You might be sick of reading about Yahoo and the work from home reversal. Or Richard Branson telling us all that working remotely is the way of the future. I, for one, am really enjoying the discussions.

I feel like there are some definition challenges here. Working from home and telecommuting, because you work at a distance, are two different things.

I believe that telecommuting has a strong future. Top talent isn’t always located right where we need it. And these are people, not resources. You may be able to order parts from another country, but human effort is not the same. An internet connection can unite your business need with talent located anywhere. I see this as something HR can support. We can be there to guide managers when they enter a telecommuting relationship. Working through the challenges an arrangement like this brings is the best way to ensure it is successful.

On the other hand, working from home seems to be a life choice and not a matter of sourcing talent. It’s about wanting to work somewhere that is comfortable and close. Making this choice, as a member of a team, can have some implications that should be appreciated. Is it that the person does not want to interact with the team? Do they hate their boss? Is your office a place they don’t want to be? These are all valid concerns. Avoidance is not a reason to work from home. But if a person is more effective and efficient at home, I think we would agree that it’s a good thing. The only detractor is if it takes away from the team or business results.

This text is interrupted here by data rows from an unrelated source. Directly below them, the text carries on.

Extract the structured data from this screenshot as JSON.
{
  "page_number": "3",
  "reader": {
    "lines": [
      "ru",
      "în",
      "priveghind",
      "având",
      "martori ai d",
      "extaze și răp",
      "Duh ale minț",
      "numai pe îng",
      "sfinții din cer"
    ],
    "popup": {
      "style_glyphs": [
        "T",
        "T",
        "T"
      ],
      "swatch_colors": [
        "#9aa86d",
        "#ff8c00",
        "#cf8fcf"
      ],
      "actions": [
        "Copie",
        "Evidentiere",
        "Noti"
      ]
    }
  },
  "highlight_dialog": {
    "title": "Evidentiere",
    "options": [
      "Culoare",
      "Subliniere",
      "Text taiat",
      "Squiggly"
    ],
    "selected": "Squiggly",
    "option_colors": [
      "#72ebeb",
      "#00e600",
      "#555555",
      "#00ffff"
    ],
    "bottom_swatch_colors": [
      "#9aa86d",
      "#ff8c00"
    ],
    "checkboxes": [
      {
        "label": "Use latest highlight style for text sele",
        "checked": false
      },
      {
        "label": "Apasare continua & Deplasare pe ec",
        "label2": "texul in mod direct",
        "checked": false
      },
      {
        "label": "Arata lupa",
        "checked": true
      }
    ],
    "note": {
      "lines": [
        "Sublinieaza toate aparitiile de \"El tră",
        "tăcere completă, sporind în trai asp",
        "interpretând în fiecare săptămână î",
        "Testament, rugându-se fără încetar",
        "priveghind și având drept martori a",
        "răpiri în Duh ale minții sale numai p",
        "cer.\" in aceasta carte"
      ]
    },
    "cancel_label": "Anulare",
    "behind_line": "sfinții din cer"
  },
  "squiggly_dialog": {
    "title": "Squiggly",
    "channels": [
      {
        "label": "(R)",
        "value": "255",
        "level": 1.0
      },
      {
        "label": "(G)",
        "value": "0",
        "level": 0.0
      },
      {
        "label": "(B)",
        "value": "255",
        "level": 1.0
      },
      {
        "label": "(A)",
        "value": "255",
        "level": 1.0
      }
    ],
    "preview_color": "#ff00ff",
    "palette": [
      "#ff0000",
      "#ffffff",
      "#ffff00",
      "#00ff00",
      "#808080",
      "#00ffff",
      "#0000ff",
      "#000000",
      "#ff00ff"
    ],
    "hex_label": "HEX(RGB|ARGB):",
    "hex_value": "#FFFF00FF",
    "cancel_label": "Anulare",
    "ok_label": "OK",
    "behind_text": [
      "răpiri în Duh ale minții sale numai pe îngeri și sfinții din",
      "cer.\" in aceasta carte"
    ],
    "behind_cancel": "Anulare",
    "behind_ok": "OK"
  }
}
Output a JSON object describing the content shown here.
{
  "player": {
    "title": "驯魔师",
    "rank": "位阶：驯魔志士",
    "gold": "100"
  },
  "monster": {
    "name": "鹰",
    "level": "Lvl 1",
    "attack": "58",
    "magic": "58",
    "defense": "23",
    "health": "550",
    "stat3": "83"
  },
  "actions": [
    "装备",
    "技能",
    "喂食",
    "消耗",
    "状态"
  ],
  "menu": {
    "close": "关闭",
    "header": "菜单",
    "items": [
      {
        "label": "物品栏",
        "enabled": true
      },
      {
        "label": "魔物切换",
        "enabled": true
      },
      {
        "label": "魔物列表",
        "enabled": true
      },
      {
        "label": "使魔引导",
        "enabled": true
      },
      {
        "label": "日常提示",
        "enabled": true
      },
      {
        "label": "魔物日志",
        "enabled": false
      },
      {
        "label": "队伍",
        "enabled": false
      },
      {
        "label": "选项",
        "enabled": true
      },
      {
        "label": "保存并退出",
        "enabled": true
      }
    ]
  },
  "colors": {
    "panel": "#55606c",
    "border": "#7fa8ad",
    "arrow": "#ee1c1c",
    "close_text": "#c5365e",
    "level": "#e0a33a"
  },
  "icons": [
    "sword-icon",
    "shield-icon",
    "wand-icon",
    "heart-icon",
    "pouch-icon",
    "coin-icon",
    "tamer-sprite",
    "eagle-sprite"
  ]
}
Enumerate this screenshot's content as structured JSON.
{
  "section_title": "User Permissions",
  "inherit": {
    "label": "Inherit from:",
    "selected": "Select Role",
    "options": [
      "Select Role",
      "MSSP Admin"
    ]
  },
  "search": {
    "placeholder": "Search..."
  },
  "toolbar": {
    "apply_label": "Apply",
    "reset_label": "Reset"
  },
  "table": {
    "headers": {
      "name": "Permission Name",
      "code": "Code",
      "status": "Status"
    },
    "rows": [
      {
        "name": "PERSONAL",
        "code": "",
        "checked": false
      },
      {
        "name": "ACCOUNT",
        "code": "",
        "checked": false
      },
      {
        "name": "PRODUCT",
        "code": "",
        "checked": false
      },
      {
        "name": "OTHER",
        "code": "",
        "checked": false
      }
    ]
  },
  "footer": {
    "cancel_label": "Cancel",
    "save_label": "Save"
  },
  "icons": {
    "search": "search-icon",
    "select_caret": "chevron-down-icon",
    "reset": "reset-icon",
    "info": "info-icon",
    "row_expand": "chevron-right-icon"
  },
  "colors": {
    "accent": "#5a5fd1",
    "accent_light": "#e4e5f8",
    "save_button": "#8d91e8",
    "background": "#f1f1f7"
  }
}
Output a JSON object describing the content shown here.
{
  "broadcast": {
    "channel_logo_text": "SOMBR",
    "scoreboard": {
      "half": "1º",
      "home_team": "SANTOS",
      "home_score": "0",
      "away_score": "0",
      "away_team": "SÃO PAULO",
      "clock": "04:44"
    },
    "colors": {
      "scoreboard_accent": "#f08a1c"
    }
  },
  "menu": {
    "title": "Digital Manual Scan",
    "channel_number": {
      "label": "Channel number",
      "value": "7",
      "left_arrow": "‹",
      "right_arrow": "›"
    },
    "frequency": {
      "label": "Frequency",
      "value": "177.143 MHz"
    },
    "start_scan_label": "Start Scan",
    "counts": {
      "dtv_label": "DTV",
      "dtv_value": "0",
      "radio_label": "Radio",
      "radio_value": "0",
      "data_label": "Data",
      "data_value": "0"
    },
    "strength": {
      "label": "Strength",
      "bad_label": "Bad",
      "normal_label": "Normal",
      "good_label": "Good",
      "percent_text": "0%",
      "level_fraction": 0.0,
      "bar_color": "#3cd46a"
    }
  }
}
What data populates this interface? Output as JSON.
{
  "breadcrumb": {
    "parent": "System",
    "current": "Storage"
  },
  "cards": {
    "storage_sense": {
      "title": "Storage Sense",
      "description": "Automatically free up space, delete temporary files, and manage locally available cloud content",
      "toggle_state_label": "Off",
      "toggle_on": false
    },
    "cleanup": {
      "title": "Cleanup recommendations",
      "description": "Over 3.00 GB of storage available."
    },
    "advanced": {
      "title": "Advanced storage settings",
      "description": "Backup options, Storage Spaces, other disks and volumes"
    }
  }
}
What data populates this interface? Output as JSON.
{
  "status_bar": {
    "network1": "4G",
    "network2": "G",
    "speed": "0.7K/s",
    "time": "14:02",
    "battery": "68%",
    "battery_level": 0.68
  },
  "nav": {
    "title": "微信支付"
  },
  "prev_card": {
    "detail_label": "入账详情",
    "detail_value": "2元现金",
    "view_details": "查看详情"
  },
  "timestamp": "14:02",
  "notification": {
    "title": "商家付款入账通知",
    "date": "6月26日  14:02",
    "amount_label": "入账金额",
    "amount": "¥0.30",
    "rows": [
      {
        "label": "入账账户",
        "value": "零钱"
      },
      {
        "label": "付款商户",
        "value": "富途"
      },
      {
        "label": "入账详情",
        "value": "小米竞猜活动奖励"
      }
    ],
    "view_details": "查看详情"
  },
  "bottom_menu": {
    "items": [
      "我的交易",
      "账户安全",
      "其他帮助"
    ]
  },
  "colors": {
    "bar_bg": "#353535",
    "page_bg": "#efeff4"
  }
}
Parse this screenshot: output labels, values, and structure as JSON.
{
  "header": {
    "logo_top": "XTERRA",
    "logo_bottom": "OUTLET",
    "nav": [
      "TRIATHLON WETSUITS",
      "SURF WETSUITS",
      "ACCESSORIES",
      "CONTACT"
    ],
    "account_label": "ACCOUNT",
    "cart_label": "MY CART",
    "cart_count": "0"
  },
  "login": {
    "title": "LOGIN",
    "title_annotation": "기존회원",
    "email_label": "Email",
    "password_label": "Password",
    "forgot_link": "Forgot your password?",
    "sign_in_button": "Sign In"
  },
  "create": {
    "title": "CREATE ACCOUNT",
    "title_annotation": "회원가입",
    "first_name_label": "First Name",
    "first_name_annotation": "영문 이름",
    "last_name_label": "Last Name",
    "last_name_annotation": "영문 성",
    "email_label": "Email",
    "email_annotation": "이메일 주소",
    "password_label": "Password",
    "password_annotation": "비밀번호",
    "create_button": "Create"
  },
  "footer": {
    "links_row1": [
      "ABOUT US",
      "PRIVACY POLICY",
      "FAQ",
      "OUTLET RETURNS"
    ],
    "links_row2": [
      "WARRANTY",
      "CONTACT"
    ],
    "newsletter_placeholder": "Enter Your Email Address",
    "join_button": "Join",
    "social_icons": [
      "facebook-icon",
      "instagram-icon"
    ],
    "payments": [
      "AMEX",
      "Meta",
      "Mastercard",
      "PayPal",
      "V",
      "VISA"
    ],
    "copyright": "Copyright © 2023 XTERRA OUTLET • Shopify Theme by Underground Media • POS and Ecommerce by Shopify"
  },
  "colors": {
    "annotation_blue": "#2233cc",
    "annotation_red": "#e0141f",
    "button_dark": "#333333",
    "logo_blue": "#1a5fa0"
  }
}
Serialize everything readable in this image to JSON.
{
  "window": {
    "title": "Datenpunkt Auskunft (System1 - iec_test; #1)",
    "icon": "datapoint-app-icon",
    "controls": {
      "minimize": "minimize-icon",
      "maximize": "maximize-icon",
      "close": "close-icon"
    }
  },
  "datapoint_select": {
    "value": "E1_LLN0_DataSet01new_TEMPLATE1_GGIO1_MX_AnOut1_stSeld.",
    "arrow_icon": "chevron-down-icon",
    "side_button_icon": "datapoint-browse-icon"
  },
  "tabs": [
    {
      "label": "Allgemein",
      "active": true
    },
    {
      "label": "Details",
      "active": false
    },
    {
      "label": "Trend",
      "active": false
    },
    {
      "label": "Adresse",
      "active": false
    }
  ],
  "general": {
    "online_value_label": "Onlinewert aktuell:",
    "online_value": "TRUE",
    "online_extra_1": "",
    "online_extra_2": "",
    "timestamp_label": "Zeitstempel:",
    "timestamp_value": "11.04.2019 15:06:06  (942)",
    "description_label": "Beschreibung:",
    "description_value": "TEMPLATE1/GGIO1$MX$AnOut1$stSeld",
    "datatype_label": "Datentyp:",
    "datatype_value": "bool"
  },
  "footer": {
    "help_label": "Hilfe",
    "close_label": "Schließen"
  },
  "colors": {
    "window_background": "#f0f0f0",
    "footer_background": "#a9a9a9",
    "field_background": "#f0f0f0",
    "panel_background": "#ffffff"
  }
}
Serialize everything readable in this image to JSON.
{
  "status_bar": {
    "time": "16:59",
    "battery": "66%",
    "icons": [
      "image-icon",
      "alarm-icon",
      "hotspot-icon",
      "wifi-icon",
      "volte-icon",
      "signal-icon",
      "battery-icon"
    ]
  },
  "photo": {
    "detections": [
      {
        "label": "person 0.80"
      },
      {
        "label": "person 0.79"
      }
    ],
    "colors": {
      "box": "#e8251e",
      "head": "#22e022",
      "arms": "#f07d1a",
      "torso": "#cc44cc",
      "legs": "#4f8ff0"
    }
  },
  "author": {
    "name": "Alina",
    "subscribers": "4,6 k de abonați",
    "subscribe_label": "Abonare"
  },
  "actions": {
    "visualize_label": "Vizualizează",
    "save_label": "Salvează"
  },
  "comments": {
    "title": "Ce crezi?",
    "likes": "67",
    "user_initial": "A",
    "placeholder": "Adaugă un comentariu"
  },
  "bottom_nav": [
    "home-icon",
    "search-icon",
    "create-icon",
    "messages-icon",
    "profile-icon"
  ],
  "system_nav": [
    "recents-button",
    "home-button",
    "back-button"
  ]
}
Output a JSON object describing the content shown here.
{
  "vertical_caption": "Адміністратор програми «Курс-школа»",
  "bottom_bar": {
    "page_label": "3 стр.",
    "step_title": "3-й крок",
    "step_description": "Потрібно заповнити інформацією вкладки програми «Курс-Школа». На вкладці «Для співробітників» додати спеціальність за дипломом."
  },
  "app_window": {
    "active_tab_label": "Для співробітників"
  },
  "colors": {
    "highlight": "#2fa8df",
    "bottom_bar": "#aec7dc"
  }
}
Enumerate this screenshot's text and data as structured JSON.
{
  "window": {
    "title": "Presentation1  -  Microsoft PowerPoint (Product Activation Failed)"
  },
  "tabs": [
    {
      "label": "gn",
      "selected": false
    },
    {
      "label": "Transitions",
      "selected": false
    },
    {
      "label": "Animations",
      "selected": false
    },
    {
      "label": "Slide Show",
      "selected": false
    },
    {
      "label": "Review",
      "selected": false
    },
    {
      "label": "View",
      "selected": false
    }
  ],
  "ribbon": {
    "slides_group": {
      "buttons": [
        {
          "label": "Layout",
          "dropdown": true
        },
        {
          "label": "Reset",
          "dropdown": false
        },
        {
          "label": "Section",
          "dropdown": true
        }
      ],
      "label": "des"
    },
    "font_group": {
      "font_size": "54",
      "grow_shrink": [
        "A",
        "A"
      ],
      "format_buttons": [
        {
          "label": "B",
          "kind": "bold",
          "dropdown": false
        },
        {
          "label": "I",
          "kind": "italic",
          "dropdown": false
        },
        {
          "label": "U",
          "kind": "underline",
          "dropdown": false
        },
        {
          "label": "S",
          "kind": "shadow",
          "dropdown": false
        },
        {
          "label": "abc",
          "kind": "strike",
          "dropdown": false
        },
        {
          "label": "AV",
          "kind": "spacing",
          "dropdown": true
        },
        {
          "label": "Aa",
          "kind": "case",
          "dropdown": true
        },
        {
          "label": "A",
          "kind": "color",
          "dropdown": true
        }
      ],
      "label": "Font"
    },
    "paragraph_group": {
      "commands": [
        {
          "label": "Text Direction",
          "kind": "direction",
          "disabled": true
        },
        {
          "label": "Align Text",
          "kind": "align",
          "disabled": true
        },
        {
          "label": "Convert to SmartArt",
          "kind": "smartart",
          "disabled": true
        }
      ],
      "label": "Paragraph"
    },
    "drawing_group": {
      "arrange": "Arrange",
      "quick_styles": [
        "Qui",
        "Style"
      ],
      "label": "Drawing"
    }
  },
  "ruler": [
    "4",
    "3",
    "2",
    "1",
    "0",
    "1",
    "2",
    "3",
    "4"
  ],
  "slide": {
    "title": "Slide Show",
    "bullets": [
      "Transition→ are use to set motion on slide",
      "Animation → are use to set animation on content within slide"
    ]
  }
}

I think the biggest challenge in both situations is supervision. Managers get anxious that people will underperform, or more accurately underwork, when they can’t see them. If we can all get our heads around managing by performance, in it’s truest form; working remotely can be a success. All members of the team have to be committed to the work from home model though. If it is seen as a perk or a punishment, the team may function at a decreased level. Telecommuting, likewise, has to be embraced by the team. As HR professionals, we can teach our organizations how to make remote work situations impactful. We can introduce performance based management tools and provide support.

Of course, this doesn’t address the millions of people employed outside the knowledge workplace. The workplace progressions in those fields will have to wait for another blog post!